A new start up claims its mobile network virtualisation software can solve a looming traffic crisis in the IoT and save governments billions of pounds as the networks for emergency services are updated.

Berlin based NFV specialist Core Network Dynamics (CND) claims its software will change the way telecoms infrastructures are arranged, creating the possibility for easily configurable networks within network and mini phone masts that can fit on a car dashboard.

Its open version of the enhanced packet core standard function for LTE could liberate mobile operators from the inflexibility imposed on them by infrastructure hardware vendors, it says. This will create more flexible infrastructures which are easier to build and cheaper to run, claims CND CEO Carsten Brinkschulte.
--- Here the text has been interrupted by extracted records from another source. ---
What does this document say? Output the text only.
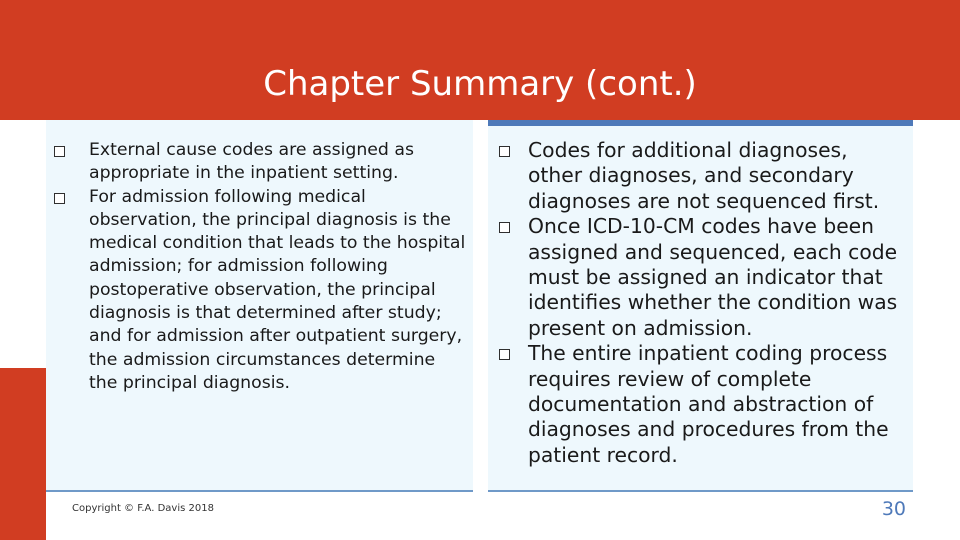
Chapter Summary (cont.)
External cause codes are assigned as appropriate in the inpatient setting.
For admission following medical observation, the principal diagnosis is the medical condition that leads to the hospital admission; for admission following postoperative observation, the principal diagnosis is that determined after study; and for admission after outpatient surgery, the admission circumstances determine the principal diagnosis.
Codes for additional diagnoses, other diagnoses, and secondary diagnoses are not sequenced first.
Once ICD-10-CM codes have been assigned and sequenced, each code must be assigned an indicator that identifies whether the condition was present on admission.
The entire inpatient coding process requires review of complete documentation and abstraction of diagnoses and procedures from the patient record.
Copyright © F.A. Davis 2018	30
As NFV does for telcos what the cloud did for data centres, Brinkschulte argued, NFV start up companies like CND will create new opportunities for telcos to restructure their networks. CND’s Open Enhanced Packet Core (OEPC), he said, could have two immediate savings for clients. A long term objective would be to help governments replace their TETRA private radio systems for emergency services with an LTE based alternative. CND says it could built a secure, fault tolerant and private network for the emergency services, using LTE technology, at a fraction of the price currently estimated. “The UK government has earmarked around five billion pounds for a TETRA replacement. We estimated we could do it for half of that,” said Brinkschulte.

A more immediate application for OEPC could come in the IoT, which faces a bandwidth crisis as the popularity of machine to machine applications brings millions of devices onto mobile networks. CND claims its OEPC platform can be used to ring fence traffic between devices, by using virtualisation techniques to create private networks. Meanwhile OEPD allows the radio tower function to be installed on smaller, more portable devices, meaning that sub networks can be easily created. According to Brinkschulte, a complete mobile network infrastructure in software can now be run on commodity hardware as small as a Raspberry Pi.
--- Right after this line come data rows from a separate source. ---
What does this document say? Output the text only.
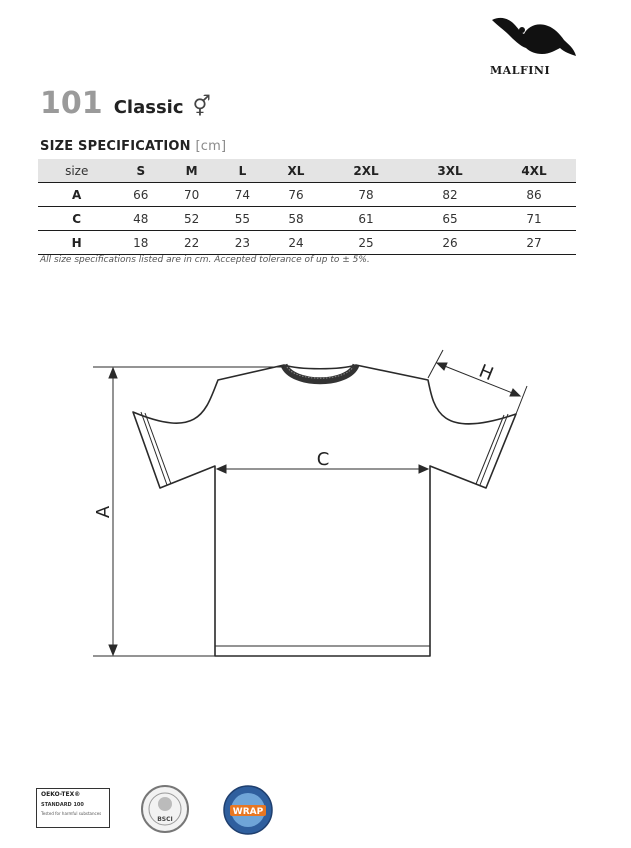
MALFINI
101 Classic ⚥
SIZE SPECIFICATION [cm]
size	S	M	L	XL	2XL	3XL	4XL
A	66	70	74	76	78	82	86
C	48	52	55	58	61	65	71
H	18	22	23	24	25	26	27
All size specifications listed are in cm. Accepted tolerance of up to ± 5%.
A
C
H
OEKO-TEX®
STANDARD 100
Tested for harmful substances
BSCI
WRAP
“You can put a mini mobile network on an oil rig now and the software lets it use a satellite as a backhaul,” said Brinkschulte, “all the traffic from all those millions of devices on the Internet of things can be sectioned off from the rest of the network.”

CND is a spinoff from German research institute Fraunhofer FOKUS, which is best known for creating the MP3 standard. Brinkschulte says 55 mobile operators are currently lab testing its OEPC technology.